Her yolculuğumda uğradığım ve binlerce vinci, yüzlerce gemiyi dakikalarca seyredip hayallere daldığım liman, durmaksızın yağan yağmura, esen sert rüzgâra rağmen yine büyüleyiciydi. Yüksek tonajlı gemilere yönelik deniz trafiği değişiklikleri nedeniyle boşalan kimi liman binalarının bulunduğu bölgede gerçekleştirilen kentsel değişim projesi de hızla devam ediyordu. 1997'de planlanan bir proje ile bu alanlar ve üzerinde bulunan binalar, konut ve ofis alanı olarak yeniden geliştirilmeye tahsis edilmişti.

155 hektara yayılmış bu projenin adı "Hafen Stadt" (Liman Şehri). Almanya'da türünün ilk örneği olan Hafen Stadt'ın önümüzdeki senelerde bitmesi ile birlikte oluşacak bu yeni ilçe, kentin büyüklüğünü de neredeyse yarıya yakın artıracak.
Sözünü ettiğim konser salonu da burada.
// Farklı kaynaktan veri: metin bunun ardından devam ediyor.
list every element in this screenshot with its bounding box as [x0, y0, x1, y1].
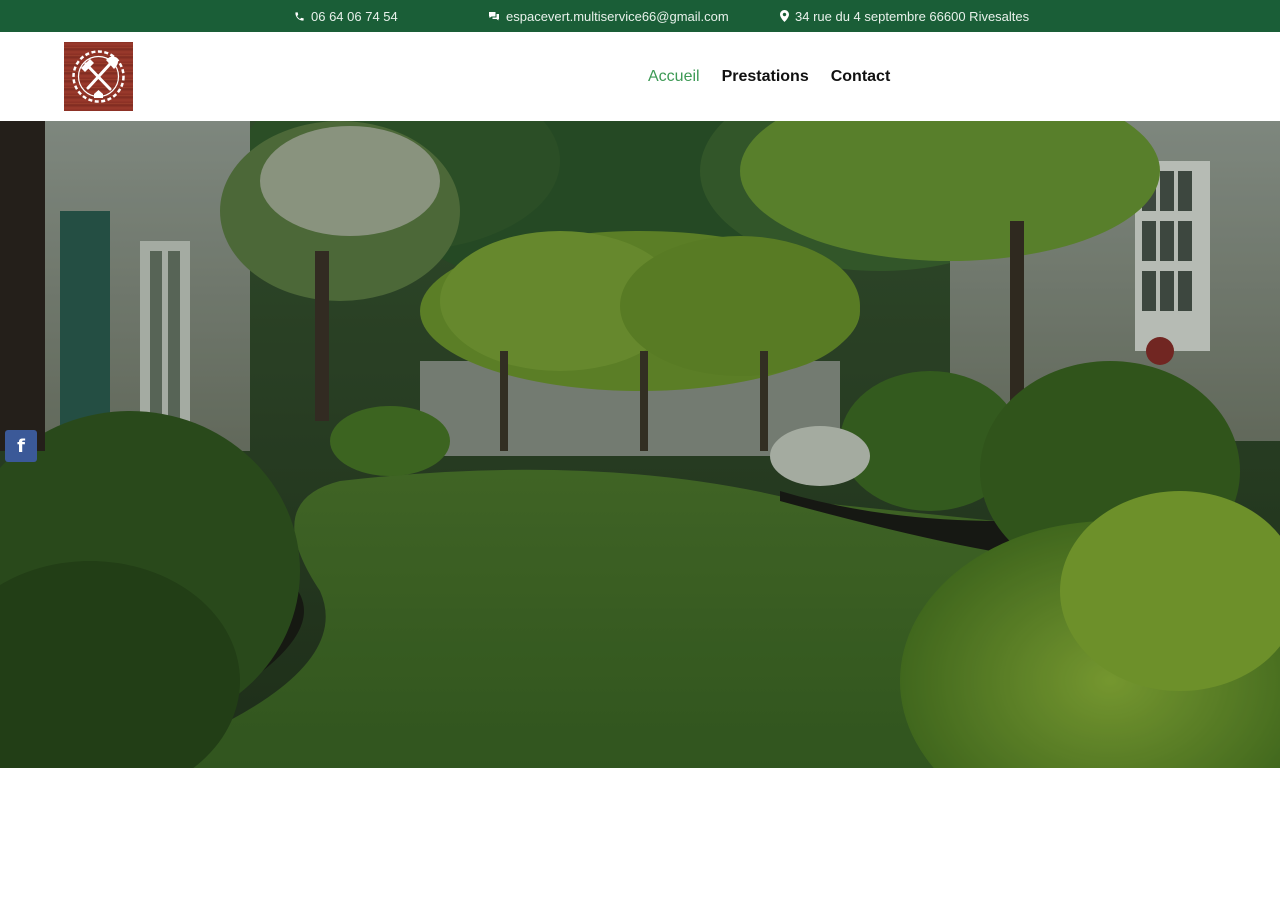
facebook-icon: f	[17, 435, 25, 457]
garden-lawn-photo	[0, 121, 1280, 768]
nav-item-contact[interactable]: Contact	[831, 68, 891, 86]
chat-bubbles-icon	[489, 11, 499, 20]
hero-banner	[0, 121, 1280, 768]
facebook-share-button[interactable]: f	[5, 430, 37, 462]
topbar-address-text: 34 rue du 4 septembre 66600 Rivesaltes	[795, 8, 1030, 24]
topbar-phone-text: 06 64 06 74 54	[311, 8, 398, 24]
topbar-email-text: espacevert.multiservice66@gmail.com	[506, 8, 729, 24]
topbar-phone[interactable]: 06 64 06 74 54	[294, 0, 398, 32]
topbar-address[interactable]: 34 rue du 4 septembre 66600 Rivesaltes	[780, 0, 1029, 32]
map-pin-icon	[780, 10, 789, 22]
site-logo[interactable]	[64, 42, 133, 111]
nav-item-prestations[interactable]: Prestations	[722, 68, 809, 86]
site-header: Accueil Prestations Contact	[0, 32, 1280, 121]
top-contact-bar: 06 64 06 74 54 espacevert.multiservice66…	[0, 0, 1280, 32]
phone-icon	[295, 11, 304, 21]
tools-badge-logo	[72, 50, 125, 103]
page-content-area	[0, 768, 1280, 900]
topbar-email[interactable]: espacevert.multiservice66@gmail.com	[488, 0, 729, 32]
nav-item-accueil[interactable]: Accueil	[648, 68, 700, 86]
main-nav: Accueil Prestations Contact	[648, 32, 890, 121]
Londra'daki Tate Modern Müzesi, Münih'deki Allianz Arena ve San Fransisco'daki De Yong Müzesi'nin yanısıra 2008 Pekin Olimpiyat Oyunları için yapılan Ulusal Stadyumu da tasarlamış olan mimarlar Jacques Herzog ve Pierre de Meuron tarafından çizilen bina, Hamburg'un en yüksek yapısı olarak eski bir depo üstüne inşa ediliyor.
Sağlıklı kentsel alanlarda yaşamanın yurttaşlarının hakkı olduğunu düşünen Hamburg kent yönetiminin çevreye duyarlı, yaşam kalitesini artırıcı çabalarının bir sonucu da toplu ulaşım sorununun hemen hiç yaşanmayışı. Kentteki ev ve ofislerden çıkanlar, bir durağa ulaşabilmek için en fazla 300 metre yürüyorlar.
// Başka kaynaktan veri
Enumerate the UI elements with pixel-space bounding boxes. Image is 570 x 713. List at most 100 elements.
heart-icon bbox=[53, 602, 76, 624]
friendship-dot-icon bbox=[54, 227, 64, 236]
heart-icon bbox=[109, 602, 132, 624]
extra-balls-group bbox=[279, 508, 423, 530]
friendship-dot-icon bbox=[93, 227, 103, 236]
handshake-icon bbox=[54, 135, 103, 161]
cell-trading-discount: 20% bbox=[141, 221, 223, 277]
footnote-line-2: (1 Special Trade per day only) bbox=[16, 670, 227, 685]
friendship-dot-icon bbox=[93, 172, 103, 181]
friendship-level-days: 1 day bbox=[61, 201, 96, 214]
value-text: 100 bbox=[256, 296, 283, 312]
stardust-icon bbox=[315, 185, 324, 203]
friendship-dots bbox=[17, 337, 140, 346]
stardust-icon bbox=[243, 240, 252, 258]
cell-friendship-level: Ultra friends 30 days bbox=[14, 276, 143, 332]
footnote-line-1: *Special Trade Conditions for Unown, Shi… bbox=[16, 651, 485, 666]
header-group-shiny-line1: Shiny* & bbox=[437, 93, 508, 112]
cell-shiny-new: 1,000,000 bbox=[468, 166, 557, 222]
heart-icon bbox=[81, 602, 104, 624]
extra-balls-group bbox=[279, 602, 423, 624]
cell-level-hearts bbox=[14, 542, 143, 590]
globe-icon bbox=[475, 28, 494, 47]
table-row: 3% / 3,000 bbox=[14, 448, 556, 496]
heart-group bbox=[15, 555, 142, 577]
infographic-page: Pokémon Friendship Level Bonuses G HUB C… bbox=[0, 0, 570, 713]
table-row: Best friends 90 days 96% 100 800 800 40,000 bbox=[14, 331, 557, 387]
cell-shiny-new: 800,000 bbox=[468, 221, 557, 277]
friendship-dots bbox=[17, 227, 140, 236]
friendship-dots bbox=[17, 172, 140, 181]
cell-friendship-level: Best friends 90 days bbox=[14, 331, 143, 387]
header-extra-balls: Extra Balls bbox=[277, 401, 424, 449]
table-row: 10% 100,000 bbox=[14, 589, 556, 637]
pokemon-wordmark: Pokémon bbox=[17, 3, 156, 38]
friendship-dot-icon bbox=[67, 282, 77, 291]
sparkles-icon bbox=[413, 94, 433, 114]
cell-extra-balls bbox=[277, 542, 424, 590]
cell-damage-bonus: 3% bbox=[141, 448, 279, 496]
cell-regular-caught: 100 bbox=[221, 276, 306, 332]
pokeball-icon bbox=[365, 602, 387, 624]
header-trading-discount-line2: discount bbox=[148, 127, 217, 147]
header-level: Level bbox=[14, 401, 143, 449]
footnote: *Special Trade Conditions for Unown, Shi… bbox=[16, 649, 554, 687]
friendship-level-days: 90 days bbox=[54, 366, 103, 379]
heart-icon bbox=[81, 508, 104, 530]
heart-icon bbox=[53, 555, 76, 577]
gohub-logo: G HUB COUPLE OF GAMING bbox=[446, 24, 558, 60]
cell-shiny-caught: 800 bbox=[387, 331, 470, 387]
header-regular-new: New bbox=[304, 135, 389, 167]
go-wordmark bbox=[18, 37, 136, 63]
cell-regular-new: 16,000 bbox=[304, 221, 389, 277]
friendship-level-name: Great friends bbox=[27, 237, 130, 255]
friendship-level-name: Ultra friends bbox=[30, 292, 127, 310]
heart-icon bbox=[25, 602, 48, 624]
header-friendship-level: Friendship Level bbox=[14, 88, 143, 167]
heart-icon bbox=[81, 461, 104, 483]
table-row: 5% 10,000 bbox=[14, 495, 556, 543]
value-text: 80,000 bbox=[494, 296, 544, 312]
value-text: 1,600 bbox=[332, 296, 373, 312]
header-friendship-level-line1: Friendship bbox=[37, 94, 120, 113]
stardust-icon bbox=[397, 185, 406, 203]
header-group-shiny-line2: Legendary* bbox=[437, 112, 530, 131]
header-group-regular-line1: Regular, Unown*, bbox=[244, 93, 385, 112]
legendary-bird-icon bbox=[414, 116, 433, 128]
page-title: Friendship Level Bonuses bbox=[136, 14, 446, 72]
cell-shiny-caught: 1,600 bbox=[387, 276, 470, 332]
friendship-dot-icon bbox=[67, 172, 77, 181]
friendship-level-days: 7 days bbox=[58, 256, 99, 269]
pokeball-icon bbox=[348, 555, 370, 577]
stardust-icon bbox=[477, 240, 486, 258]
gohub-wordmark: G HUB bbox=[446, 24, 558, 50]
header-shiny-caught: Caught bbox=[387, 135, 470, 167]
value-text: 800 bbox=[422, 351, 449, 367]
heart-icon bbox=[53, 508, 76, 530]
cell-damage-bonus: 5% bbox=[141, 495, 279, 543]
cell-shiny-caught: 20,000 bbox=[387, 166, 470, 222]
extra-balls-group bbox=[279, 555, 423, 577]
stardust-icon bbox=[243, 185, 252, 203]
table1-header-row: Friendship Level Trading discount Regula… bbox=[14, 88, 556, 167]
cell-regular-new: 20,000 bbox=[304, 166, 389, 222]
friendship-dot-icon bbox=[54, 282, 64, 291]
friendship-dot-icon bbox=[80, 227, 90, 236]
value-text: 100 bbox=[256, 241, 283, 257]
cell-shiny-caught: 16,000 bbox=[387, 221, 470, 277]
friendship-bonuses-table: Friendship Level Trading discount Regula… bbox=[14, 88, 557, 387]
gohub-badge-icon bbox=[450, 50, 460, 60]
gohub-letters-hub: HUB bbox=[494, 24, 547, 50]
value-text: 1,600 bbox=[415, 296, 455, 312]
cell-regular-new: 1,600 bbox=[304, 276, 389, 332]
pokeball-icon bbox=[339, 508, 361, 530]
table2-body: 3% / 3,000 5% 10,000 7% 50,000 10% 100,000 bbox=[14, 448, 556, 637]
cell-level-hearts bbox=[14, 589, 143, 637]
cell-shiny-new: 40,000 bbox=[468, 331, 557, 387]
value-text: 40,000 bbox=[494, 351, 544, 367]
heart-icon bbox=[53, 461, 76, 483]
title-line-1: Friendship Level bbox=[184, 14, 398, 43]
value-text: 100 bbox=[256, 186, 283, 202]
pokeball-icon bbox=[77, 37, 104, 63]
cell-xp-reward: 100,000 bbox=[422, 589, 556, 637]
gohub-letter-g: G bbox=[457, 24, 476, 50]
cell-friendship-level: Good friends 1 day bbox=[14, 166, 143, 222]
Hamburg gerek ticaret, gerekse hizmet sektörü açısından kuzey Almanya'nın en büyük sanayi kenti. Özellikle havacılık sektöründe, uçak üretiminde dünyanın en büyük üçüncü şehri (Airbus ve Lufthansa da orada). Kimya, makina, gemi inşaat ve bankacılık sektörleri de oldukça önemli yer tutuyor. Kişi başına düşen yıllık gelir 50 bin Avro'nun üzerinde.

Tabii ki müzeler: Modern Sanatlar Müzesi, Sanat ve Elsanatları Müzesi, dünyanın en büyük model tren müzesi, 5 bin 600 metrekarede uluslararası çağdaş sanat ürünleri ve fotoğrafların sergilendiği Deichtorhallen, 1850 ve 1934 yılları arasında Amerika'da yaşamak için anavatanını terk beş milyon insanın öyküsünün anlatıldığı BallinStadt, ürünleri tadıp dokunabileceğiniz baharat müzesi, mumya müzesi, Johannes Brahms Müzesi, bir müze gibi görkemli Belediye Sarayı ve daha onlarcası... Günlerce gezilebilecek mekânlar...

İşte kopuk kopuk birkaç not Hamburg için... Gitme nedenlerimde haklıyım değil mi?